In einer anschließenden Diskussion mit Experten wurde u.a. die Rolle der grünen Transformation in den einzelnen Bereichen der Wirtschaft diskutiert. Aber auch, wie sich diese Thematik im Bereich von Finanzierungspaketen und Finanzierungen insgesamt auswirkt. Die Experten waren: Angela Mans (VDA), Dr. Nils Roitsch (Claas Global Sales GmbH), Zhanar Ibasheva (stv. Vorsitende des Fonds für industrielle Entwicklung der Republik Kasachstans), Dr. Mathias Klein (EMAG Gruppe), Sascha Händler (Textima Export Import), Nurlan Baibazarov (Vorstandsvorsitzender der Entwicklungsbank von Kasachstan). Moderator: Eduard Kinsbrunner (Regionaldirektor Zentralasien, Ost-Ausschuss der Deutschen Wirtschaft).

Als Fazit der vier Reden bleibt festzuhalten, dass in der deutschen mittelständischen Maschinenbauindustrie viel Potential vorhanden ist, welches in Kasachstan mit Projekten und diversen Förderungsmöglichkeiten gehoben werden kann.
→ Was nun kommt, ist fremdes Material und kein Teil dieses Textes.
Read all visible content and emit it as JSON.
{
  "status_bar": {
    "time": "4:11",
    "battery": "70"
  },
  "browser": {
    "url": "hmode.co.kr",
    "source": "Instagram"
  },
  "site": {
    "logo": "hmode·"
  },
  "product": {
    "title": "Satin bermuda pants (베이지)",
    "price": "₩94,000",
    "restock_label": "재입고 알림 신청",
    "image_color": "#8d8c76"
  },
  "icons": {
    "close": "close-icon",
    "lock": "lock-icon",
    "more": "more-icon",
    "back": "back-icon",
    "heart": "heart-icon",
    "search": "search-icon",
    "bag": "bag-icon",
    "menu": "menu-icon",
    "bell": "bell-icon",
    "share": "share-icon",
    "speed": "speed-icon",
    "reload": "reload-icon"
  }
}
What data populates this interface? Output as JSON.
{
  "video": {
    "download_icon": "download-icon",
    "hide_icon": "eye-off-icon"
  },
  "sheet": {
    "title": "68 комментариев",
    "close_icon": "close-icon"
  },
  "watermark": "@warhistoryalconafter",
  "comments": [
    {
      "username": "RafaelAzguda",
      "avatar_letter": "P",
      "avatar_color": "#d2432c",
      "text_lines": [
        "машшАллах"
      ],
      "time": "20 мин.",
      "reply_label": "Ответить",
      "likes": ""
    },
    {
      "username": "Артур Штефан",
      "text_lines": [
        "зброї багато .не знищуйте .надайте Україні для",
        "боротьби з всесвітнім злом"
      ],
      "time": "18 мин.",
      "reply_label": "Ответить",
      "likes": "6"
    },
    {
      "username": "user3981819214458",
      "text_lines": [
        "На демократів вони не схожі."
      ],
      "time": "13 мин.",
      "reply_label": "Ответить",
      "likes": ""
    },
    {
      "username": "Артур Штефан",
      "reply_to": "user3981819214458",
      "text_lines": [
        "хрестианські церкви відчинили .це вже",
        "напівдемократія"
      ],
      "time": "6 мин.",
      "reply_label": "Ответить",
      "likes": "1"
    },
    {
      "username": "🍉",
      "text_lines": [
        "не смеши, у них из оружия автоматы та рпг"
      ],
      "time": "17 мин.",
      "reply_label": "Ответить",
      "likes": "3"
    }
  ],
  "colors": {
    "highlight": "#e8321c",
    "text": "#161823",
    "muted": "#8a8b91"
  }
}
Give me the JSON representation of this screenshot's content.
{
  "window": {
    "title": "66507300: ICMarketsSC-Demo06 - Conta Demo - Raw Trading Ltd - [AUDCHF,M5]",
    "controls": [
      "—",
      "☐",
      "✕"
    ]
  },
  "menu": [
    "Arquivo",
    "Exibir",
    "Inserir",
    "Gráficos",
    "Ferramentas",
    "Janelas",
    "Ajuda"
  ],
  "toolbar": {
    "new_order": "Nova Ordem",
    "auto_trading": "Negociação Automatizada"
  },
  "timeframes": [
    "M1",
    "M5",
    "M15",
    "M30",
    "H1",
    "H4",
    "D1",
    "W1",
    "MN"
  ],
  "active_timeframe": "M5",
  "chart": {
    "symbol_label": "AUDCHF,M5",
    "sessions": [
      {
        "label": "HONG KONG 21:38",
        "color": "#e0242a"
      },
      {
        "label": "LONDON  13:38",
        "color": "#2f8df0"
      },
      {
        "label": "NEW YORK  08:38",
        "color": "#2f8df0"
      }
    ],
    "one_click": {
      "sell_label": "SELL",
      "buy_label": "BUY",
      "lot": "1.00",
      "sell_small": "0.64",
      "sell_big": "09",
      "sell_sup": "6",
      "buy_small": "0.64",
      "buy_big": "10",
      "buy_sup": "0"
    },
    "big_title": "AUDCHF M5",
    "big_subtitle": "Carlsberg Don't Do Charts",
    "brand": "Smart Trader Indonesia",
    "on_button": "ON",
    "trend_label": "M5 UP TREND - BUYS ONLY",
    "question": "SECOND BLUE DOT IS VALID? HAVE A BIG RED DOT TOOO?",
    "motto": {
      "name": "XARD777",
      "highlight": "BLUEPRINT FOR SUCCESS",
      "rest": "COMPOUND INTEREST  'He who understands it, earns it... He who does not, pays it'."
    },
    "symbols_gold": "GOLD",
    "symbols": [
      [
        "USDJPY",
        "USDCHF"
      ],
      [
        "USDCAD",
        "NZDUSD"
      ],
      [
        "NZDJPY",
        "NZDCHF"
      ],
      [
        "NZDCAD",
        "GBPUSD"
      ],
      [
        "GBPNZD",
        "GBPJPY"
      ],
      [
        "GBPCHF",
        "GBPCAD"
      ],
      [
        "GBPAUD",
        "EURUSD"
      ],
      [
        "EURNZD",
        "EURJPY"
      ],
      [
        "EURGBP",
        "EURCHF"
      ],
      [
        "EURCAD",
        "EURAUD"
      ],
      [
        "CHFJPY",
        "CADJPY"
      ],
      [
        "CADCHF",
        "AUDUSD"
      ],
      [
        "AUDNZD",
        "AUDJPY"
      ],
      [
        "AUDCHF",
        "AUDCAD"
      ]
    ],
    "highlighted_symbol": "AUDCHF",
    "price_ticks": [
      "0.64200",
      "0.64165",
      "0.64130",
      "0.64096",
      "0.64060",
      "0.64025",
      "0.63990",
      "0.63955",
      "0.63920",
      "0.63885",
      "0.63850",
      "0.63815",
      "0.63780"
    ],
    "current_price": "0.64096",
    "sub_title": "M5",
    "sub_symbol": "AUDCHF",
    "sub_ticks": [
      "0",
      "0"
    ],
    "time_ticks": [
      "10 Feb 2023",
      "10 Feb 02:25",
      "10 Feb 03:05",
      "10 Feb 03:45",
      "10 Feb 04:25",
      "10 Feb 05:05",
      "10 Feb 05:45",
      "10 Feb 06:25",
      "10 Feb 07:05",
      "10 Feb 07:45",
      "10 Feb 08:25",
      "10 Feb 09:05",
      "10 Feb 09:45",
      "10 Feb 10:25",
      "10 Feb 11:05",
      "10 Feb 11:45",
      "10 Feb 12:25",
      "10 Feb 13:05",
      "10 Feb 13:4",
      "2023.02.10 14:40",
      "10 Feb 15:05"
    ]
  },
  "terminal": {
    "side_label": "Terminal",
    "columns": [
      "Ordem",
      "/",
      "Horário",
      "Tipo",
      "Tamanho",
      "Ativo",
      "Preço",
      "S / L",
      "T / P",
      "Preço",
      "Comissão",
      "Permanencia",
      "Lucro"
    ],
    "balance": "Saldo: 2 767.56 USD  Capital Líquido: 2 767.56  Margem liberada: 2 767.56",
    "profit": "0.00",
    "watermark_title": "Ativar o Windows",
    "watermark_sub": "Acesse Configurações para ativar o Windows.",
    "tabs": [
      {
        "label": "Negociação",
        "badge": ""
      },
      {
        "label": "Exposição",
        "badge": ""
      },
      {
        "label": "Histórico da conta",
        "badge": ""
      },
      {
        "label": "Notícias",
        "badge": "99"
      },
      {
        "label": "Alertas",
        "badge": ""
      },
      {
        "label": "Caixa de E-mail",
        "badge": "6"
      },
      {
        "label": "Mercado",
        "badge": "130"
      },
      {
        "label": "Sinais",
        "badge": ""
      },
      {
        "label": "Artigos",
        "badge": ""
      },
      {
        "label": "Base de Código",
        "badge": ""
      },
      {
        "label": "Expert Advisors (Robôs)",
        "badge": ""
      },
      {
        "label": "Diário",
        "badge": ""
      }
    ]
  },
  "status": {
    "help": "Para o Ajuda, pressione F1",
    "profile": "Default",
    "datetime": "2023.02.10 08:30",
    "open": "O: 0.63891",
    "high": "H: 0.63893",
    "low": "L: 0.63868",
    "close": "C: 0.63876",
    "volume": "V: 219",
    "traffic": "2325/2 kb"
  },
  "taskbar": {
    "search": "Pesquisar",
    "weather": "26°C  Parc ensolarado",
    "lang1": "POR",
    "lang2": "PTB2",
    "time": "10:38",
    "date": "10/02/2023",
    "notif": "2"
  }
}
Die Felder des Maschinenbaus sind sehr vielfältig und umfangreich. Eine  Intensivierung der Kooperationen von langfristigen Projekten, für die eine gute Basis geschaffen wurde, haben daher gute Aussichten auf Erfolg. Sei es im Bereich der Landwirtschaft, des Bergbaus, der Erdöl- und Gasförderung, der Kraftwerkindustrie oder auch der Eisenbahnindustrie.